Au lieu d’imputer la faillite à des milliardaires qui appuient des candidats qui « pensent mal », il faudrait peut-être quand même regarder du côté des causes économiques.

Les investisseurs n’ont pas retiré leur argent sans raison. Le 27 février, le PDG de la SVB et membre de classe A du conseil d’administration de la FED de San Francisco Greg Becker avait vendu 12,451 actions pour 3,6 millions de dollars, soit un prix moyen de 287,42 dollars chacune. La même journée, il a acheté exactement le même nombre d’actions en utilisant des options d’achat d’actions au prix de 105,18 $ chacune, selon un formulaire qu’il a déposé auprès de la Securities and Exchange Commission. Ces deux transactions ont été effectuées par le biais d’une fiducie qu’il contrôle, en utilisant un plan commercial qu’il avait mis en place un mois plus tôt. Indiquant le manque de confiance dans la performance future de la société par son propre dirigeant, cette manoeuvre a certainement été interprétée comme un signe négatif par les investisseurs.

Le coeur du problème est ailleurs. La Silicon Valley Bank avait investi la majorité de l’argent des dépôts de ses clients dans des bons du Trésor de longue durée émis par le gouvernement des États-Unis Bien qu’ils aient des rendements inférieurs à ceux des obligations émises par des émetteurs moins sûrs, les bons du Trésor sont un type d’obligations considérés comme ayant une solvabilité très élevée. Sauf qu’elle avait acheté ces obligations à une époque où les taux d’intérêts étaient très bas.

Lorsque la Banque centrale [ou FED] a augmenté considérablement les taux d’intérêt pour parer à l’inflation galopante de l’administration Biden, les obligations préexistantes ont perdu beaucoup de valeur, parce que les investisseurs ont alors pu acheter de nouvelles obligations offrant un rendement plus élevé.
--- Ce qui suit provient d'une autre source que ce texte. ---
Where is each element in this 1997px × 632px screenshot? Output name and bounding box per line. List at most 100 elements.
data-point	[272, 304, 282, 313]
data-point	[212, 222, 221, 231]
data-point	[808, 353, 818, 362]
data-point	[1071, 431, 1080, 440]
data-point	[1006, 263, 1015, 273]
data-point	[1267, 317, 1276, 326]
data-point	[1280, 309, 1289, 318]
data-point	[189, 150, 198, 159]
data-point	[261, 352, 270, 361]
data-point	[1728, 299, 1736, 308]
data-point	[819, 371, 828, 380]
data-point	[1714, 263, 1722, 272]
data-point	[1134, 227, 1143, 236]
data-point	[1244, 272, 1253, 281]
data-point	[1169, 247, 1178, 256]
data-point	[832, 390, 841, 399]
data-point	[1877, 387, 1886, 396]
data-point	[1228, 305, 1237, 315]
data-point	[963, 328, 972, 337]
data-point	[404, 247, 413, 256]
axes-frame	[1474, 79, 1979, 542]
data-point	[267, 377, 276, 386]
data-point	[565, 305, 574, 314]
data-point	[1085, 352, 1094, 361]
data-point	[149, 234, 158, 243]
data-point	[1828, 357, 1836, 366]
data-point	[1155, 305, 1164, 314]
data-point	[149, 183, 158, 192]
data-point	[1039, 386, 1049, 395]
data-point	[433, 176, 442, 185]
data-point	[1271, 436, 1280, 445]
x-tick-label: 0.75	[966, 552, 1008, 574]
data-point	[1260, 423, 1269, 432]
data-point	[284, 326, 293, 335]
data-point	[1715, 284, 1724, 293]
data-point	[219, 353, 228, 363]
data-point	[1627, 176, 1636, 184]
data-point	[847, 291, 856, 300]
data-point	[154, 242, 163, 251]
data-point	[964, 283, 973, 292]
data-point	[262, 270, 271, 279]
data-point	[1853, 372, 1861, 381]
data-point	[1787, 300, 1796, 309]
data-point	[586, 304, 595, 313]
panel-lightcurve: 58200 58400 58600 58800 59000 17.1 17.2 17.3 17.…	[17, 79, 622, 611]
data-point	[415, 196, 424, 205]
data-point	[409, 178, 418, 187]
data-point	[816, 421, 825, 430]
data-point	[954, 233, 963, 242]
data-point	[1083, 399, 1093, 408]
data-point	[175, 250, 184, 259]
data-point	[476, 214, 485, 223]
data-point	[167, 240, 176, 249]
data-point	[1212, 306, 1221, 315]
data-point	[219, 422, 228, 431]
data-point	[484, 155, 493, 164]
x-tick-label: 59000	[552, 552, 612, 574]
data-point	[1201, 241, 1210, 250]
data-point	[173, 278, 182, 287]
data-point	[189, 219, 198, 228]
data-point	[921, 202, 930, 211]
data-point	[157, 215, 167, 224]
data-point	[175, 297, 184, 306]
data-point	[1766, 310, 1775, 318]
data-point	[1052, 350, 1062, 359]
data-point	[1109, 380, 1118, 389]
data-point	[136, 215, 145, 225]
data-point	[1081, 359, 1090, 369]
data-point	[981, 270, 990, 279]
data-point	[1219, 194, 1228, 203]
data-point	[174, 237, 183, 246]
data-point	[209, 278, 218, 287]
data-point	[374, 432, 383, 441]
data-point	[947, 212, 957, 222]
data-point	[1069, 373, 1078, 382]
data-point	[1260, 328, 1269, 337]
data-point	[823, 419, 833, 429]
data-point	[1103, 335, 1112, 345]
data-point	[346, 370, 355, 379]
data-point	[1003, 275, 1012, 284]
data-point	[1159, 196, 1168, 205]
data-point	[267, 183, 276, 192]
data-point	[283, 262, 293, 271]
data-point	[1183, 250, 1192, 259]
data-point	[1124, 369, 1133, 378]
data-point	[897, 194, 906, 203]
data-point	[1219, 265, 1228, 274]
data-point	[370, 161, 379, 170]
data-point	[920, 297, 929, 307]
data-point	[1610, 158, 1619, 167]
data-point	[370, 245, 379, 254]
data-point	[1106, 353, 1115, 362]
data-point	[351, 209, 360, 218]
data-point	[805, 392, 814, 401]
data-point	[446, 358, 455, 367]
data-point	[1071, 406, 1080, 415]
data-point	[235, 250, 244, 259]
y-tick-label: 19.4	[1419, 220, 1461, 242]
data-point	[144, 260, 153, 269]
Quand la SVB a eu besoin de liquidités pour répondre aux demandes de retrait de ses clients et pour financer ses activités commerciales, elle a été contrainte de vendre ses obligations à un prix inférieur, subissant une perte de 1,8 milliard de dollars lors d’une vente incendiaire de 21 milliards de dollars de ses avoirs obligataires [les obligations détenues par une banque sont vendues sur le marché obligataire ou à des investisseurs comme d’autres banques ou des fonds d’investissement].

Interviewé sur le réseau FOX News, le fondateur de Home Depot Bernie Marcus a mis en cause l’inclinaison woke de la SVB: «Je pense que le système, que l’administration [Biden] a poussé nombre de ces banques à se préoccuper davantage du réchauffement climatique que du rendement des actionnaires. Et ces banques sont mal gérées parce que tout le monde se concentre sur la diversité et tous les problèmes wokes au lieu de se concentrer sur la seule chose qu’ils devraient, à savoir le rendement des actionnaires ».

Bernie Marcus ne lance pas des paroles en l’air. La SVB a fait des dons d’environ 74 millions de dollars au mouvement Black Lives Matter et à d’autres causes connexes. Jay Ersapah, qui occupait le poste de responsable de la gestion des risques à la SVB se décrit comme une « personne de couleur queer ». Elle a passé un temps considérable à élaborer des programmes wokes LGBTQ+, tel qu’un « safe space » pour que les employés puissent partager leurs sorties du garde-robe et le mois de célébration de la Fierté. De telles initiatives donnent peut-être une excellente notation ESG [qui à son tour, a contribué à l’attribution de la cote A par Moody’s] mais ne font rien pour la viabilité de l’entreprise. On peut arguer que l’application zélée des normes ESG n’a pas causé la faillite, mais on ne peut certainement pas dire qu’elle est essentielle aux intérêts économiques des actionnaires. Ce sont des distractions en marge de l’activité bancaire.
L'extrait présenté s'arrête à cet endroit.